By Charlie Senack
The mainstream news cycle often ignores Barrhaven, but when a historic municipal election approaches, their microphones and notebooks cross the Greenbelt.
In late September I was approached by CBC’s Ottawa Morning to do a drive around tour with well-known radio host Robyn Bresnahan. It’s become a tradition for the Barrhaven Independent to provide context on radio programs during city elections.
With longtime councillor Jan Harder not seeking re-election in Barrhaven West after two and a half decades, the ward was an open playfield for a fresh face with new ideas.
Harder has been a household name in local politics for 25 years. Her connections to the community run deep; she’s been involved with various associations in the community over the decades, even before becoming a politician in the 1990s.
On Sept. 29, Bresnahan and I met at Tutti Frutti on Strandherd Drive to begin our journey of a suburban community not well understood by those who live on the other side of the Greenbelt.
We started our conversation by discussing Barrhaven’s rapid growth and development, climbing from a population of 40,000 residents in 2001 — the year I was born — to over 100,000 now.
“It’s a community that’s gone from cows to condos,” I explained to Bresnahan, whose knowledge of Barrhaven primarily came from previous municipal election coverage.
The land near the popular brunch spot was among the most recent to be developed, providing another shopping destination to the growing community. With many big names like Costco, Marshalls, Value Village, East Side Mario’s and Lone Star, it’s become one of the neighborhood’s busiest destinations.
It wasn’t long ago Barrhaven got its first fast food restaurants: McDonalds and Wendy’s. When name brands and chains first started to open in the once tiny suburb, they finally put Barrhaven on the map.

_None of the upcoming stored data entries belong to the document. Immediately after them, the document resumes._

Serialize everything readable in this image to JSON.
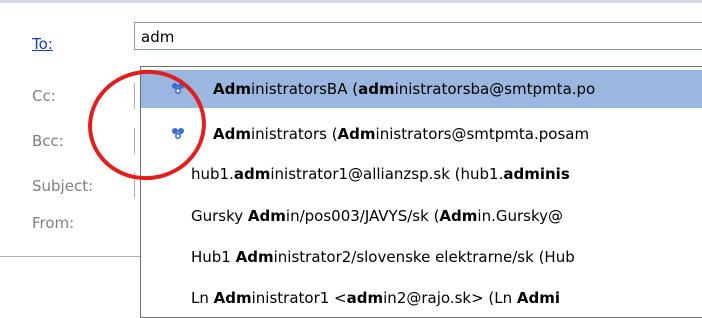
{
  "form": {
    "to_label": "To:",
    "to_value": "adm",
    "cc_label": "Cc:",
    "bcc_label": "Bcc:",
    "subject_label": "Subject:",
    "from_label": "From:"
  },
  "suggestions": [
    {
      "icon": "group-icon",
      "bold": "Adm",
      "rest1": "inistratorsBA (",
      "bold2": "adm",
      "rest2": "inistratorsba@smtpmta.po"
    },
    {
      "icon": "group-icon",
      "bold": "Adm",
      "rest1": "inistrators (",
      "bold2": "Adm",
      "rest2": "inistrators@smtpmta.posam"
    },
    {
      "pre": "hub1.",
      "bold": "adm",
      "rest1": "inistrator1@allianzsp.sk (hub1.",
      "bold2": "adminis",
      "rest2": ""
    },
    {
      "pre": "Gursky ",
      "bold": "Adm",
      "rest1": "in/pos003/JAVYS/sk (",
      "bold2": "Adm",
      "rest2": "in.Gursky@"
    },
    {
      "pre": "Hub1 ",
      "bold": "Adm",
      "rest1": "inistrator2/slovenske elektrarne/sk (Hub",
      "bold2": "",
      "rest2": ""
    },
    {
      "pre": "Ln ",
      "bold": "Adm",
      "rest1": "inistrator1 <",
      "bold2": "adm",
      "rest2": "in2@rajo.sk> (Ln ",
      "bold3": "Admi"
    }
  ],
  "colors": {
    "selected_row": "#9cb7df",
    "annotation_circle": "#e0201f",
    "link": "#1f3fbf"
  }
}
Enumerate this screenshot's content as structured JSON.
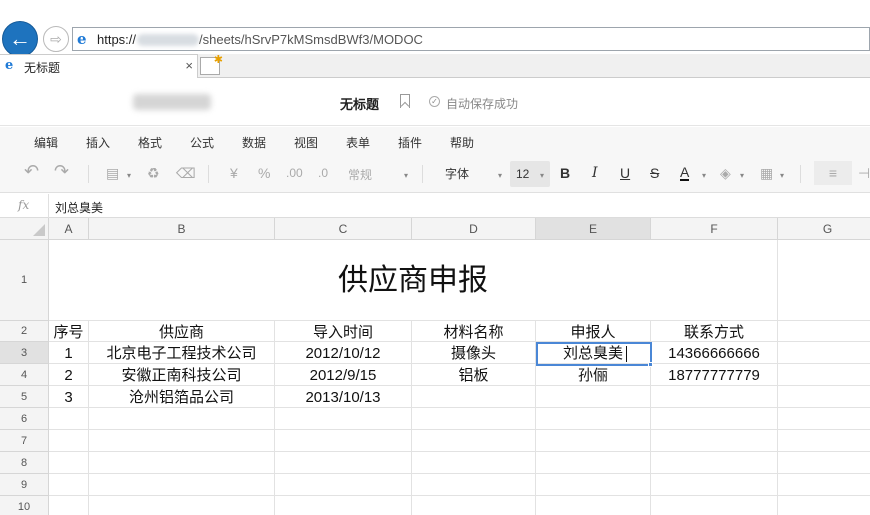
{
  "browser": {
    "url_scheme": "https://",
    "url_path": "/sheets/hSrvP7kMSmsdBWf3/MODOC",
    "tab_title": "无标题",
    "tab_close": "×"
  },
  "doc": {
    "title": "无标题",
    "save_status": "自动保存成功"
  },
  "menu": [
    "编辑",
    "插入",
    "格式",
    "公式",
    "数据",
    "视图",
    "表单",
    "插件",
    "帮助"
  ],
  "toolbar": {
    "undo": "↶",
    "redo": "↷",
    "currency": "¥",
    "percent": "%",
    "dec_inc": ".00",
    "dec_dec": ".0",
    "number_format": "常规",
    "font": "字体",
    "font_size": "12",
    "bold": "B",
    "italic": "I",
    "underline": "U",
    "strike": "S",
    "font_color": "A"
  },
  "formula_bar": {
    "fx": "fx",
    "value": "刘总臭美"
  },
  "sheet": {
    "columns": [
      "A",
      "B",
      "C",
      "D",
      "E",
      "F",
      "G"
    ],
    "rows": [
      "1",
      "2",
      "3",
      "4",
      "5",
      "6",
      "7",
      "8",
      "9",
      "10"
    ],
    "title": "供应商申报",
    "header": [
      "序号",
      "供应商",
      "导入时间",
      "材料名称",
      "申报人",
      "联系方式"
    ],
    "data": [
      [
        "1",
        "北京电子工程技术公司",
        "2012/10/12",
        "摄像头",
        "刘总臭美",
        "14366666666"
      ],
      [
        "2",
        "安徽正南科技公司",
        "2012/9/15",
        "铝板",
        "孙俪",
        "18777777779"
      ],
      [
        "3",
        "沧州铝箔品公司",
        "2013/10/13",
        "",
        "",
        ""
      ]
    ],
    "active_cell": "E3"
  }
}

Amazon, one of Barrhaven’s biggest employers, just opened their doors, creating 1,000 new full-time jobs. The fulfillment centre — which towers over the community — is just one of many big names looking to call this community home.
We took a drive down Strandherd to Jockvale, where the community has long called for a safer pedestrian crossing to be built. Newspaper clippings from the mid 1990’s expressed the need for better walkways on the Barrhaven United Church side of Jockvale, but now almost three decades later, no action has been taken.
A community meeting was held last month where Steepleview Crossing residents expressed their worry of crossing the road. Some said they don’t leave their homes in the winter over fear of getting their wheelchair stuck in the slush and snow.
Out of the 88 people living in the affordable housing complex, roughly 40 per cent struggle with health challenges and 20 of the residents use mobility devices.
Various plans and drawings have been released over the years, proposing different ideas for the future of Jockvale road. In 2019, a $6 million underpass was unveiled, which would go under the train tracks. While it was seen as a step in the right direction — and city council did approve the plans — no money was ever brought forward.
The next part of our journey included a fight through Barrhaven traffic to the Greenbank Road Bridge, which is one of the only access points to Half Moon Bay.
“This is it? It’s tiny!” gasped Bresnahan as we crossed onto the other side of the Jock River.
Data released last year showed that about 35,000 residents live on the south side of the river, a number which is increasing by the day as Half Moon Bay expands closer to Manotick.
To keep up with the demand of primarily young families, plans were brought forward in the early 2000’s to realign Greenbank Road. An Ottawa Citizen report from 2007 showed people camping out overnight to build a home in Half Moon Bay, all under the pretense of easier access.
Plans to retire the narrow two-lane roadway are in the works, with construction on the Greenbank Road realignment expected in 2030. Construction would then finish two years later in 2032. Many community members have called these timelines unacceptable, saying the work needs to start now. Mayoral candidate Mark Sutcliffe pledged to fast track the process if elected, but didn’t give any clear timelines.
Our tour of Barrhaven West ended at the Minto Recreation Complex in Half Moon Bay, a facility Bresnahan commented she’s familiar with. We spoke about the constant need for community space in Barrhaven and the push for more youth activities.
As we spoke, the bell rang at nearby St. Cecilia School, where students were finishing up their morning recess. Barrhaven is now home to about 30 schools with even more already planned.
The demand for pupil space has led to a sea of portable classrooms in many local school yards. Despite their best efforts, the province of Ontario hasn’t been able to fund new schools fast enough. When a new one opens in Barrhaven or Riverside South, it’s already at over 100 per cent capacity on day one.
Elections always matter, but this one was crucial. With 10 councillors not seeking re-election and a new Mayor to lead the pack, change will come to Ottawa.
From OC Transpo to safety, Barrhaven is expected to make the headlines when the next term of council reconvenes. A community commonly known as “Farhaven” is now an integral part of the city.